Question

An aeroplane left $50$ minutes later than its scheduled time, and in order to reach the destination, $1250km$ away, in time, it had to increase its speed by $250km/hr$ from its usual speed.

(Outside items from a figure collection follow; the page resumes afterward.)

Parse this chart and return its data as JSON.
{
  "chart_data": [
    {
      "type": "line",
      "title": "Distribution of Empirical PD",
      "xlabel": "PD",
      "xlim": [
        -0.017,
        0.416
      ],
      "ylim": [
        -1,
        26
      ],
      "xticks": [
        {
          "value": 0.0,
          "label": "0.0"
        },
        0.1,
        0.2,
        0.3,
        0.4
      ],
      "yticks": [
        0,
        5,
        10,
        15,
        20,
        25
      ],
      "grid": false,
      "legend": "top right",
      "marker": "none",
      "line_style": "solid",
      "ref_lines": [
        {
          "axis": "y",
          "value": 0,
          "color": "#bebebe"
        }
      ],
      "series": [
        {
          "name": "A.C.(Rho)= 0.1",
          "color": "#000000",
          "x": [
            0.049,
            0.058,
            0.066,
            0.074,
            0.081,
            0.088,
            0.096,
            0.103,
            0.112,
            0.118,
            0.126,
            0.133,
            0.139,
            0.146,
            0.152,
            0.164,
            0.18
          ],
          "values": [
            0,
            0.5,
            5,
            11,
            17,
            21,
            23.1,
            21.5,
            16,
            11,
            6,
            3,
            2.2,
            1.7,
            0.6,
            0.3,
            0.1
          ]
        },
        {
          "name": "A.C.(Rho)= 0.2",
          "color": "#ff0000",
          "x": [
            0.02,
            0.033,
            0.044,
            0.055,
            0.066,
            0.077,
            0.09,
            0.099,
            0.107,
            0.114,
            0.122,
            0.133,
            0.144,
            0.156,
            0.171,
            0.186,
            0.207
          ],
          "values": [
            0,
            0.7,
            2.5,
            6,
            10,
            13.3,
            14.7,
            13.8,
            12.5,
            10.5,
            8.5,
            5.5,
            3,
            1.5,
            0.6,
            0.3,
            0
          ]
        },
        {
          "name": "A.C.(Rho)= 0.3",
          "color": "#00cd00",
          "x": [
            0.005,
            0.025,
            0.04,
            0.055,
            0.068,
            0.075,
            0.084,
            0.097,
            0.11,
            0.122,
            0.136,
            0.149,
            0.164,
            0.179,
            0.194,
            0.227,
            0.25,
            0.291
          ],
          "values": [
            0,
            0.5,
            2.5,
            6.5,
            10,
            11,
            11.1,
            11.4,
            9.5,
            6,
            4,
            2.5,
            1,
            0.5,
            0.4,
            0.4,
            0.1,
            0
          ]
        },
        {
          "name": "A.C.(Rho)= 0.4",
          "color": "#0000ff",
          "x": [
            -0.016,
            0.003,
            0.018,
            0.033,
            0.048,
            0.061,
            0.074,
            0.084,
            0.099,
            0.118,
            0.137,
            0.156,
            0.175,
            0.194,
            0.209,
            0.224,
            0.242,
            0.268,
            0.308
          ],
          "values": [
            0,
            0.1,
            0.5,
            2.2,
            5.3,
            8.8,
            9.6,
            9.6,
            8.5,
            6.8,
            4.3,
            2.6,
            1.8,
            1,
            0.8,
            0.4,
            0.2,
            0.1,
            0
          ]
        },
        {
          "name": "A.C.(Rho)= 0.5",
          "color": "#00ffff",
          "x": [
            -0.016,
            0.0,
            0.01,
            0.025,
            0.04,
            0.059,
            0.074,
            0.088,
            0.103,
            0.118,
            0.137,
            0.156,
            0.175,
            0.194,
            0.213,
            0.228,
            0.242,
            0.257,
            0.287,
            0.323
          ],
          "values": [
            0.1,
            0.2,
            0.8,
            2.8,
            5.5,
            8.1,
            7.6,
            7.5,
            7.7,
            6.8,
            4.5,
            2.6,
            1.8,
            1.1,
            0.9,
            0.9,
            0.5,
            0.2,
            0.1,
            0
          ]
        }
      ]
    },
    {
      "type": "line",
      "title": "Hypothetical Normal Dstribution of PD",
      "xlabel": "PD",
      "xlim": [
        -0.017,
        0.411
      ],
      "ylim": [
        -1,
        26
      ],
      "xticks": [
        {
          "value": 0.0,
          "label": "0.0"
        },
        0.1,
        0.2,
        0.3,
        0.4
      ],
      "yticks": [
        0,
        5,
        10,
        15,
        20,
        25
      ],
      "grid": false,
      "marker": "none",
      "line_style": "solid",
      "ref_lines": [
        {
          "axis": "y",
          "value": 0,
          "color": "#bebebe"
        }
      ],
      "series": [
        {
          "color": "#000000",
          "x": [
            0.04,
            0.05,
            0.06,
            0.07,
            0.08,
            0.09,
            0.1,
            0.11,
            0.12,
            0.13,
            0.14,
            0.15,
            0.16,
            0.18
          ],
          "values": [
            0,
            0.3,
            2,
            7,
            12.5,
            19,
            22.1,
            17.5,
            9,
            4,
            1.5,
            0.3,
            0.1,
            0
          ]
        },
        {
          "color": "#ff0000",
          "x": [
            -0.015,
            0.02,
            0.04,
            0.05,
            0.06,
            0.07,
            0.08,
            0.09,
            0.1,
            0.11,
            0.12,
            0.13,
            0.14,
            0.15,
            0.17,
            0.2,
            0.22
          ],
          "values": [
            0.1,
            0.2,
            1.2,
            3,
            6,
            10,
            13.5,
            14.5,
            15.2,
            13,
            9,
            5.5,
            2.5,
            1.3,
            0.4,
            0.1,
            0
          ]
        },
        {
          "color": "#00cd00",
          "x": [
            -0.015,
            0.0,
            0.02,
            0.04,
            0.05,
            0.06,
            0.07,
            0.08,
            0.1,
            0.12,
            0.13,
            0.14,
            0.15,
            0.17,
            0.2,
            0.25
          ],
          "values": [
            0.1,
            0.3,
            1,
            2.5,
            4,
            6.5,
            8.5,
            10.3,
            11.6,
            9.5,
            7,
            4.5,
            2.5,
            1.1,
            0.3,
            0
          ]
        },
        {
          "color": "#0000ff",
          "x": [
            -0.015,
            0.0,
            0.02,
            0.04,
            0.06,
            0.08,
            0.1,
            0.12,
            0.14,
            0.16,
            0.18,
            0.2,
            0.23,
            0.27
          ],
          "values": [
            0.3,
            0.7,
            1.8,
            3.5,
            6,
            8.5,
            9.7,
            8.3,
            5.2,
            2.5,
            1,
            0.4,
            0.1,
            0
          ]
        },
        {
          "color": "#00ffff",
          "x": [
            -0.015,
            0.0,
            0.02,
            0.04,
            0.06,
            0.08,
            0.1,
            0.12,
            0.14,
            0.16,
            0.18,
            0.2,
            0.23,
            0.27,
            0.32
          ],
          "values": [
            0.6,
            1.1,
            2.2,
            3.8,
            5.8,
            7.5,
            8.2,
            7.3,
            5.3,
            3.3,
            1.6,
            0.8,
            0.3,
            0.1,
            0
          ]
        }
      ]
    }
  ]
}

Its usual speed is -___.$km/hr$

Answer 1

$\Rightarrow$ Let the usual speed of airoplane be $xkm/hr.$

$\Rightarrow$ Then, increased speed of the airoplane $=(x+250)km/hr$

$\Rightarrow$ Time taken by the airoplane under usual speed to cover $1250km=\frac{1250}{x}hr$

$\Rightarrow$ Time taken by the airoplane under increased speed to cover $1250km=\frac{1250}{x+250}hr$

$\Rightarrow$ $\frac{1250}{x}-\frac{1250}{x+250}=\frac{50}{60}$

$\Rightarrow$ $\frac{1250(x+250)-1250x}{x(x+250)}=\frac{5}{6}$

$\Rightarrow$ $\frac{1250x+312500-1250x}{x^2+250x}=\frac{5}{6}$

$\Rightarrow$ $\frac{312500}{x^2+250x}=\frac{5}{6}$

$\Rightarrow$ $312500\left(6\right)=5(x^2+250x)$

$\Rightarrow$ $1875000=5x^2+1250x$

$\Rightarrow$ $5x^2+1250x-1875000=0$

$\Rightarrow$ $x^2+250x-375000=0$

$\Rightarrow$ $x^2-500x+750x-375000=0$

$\Rightarrow$ $x(x-500)+750(x-500)=0$

$\Rightarrow$ $(x-500)(x+750)=0$

$\therefore$ $x=500$ and $x=-750$

Speed can not be negative.

$\therefore$ The usual speed of airoplane is $500km/hr$.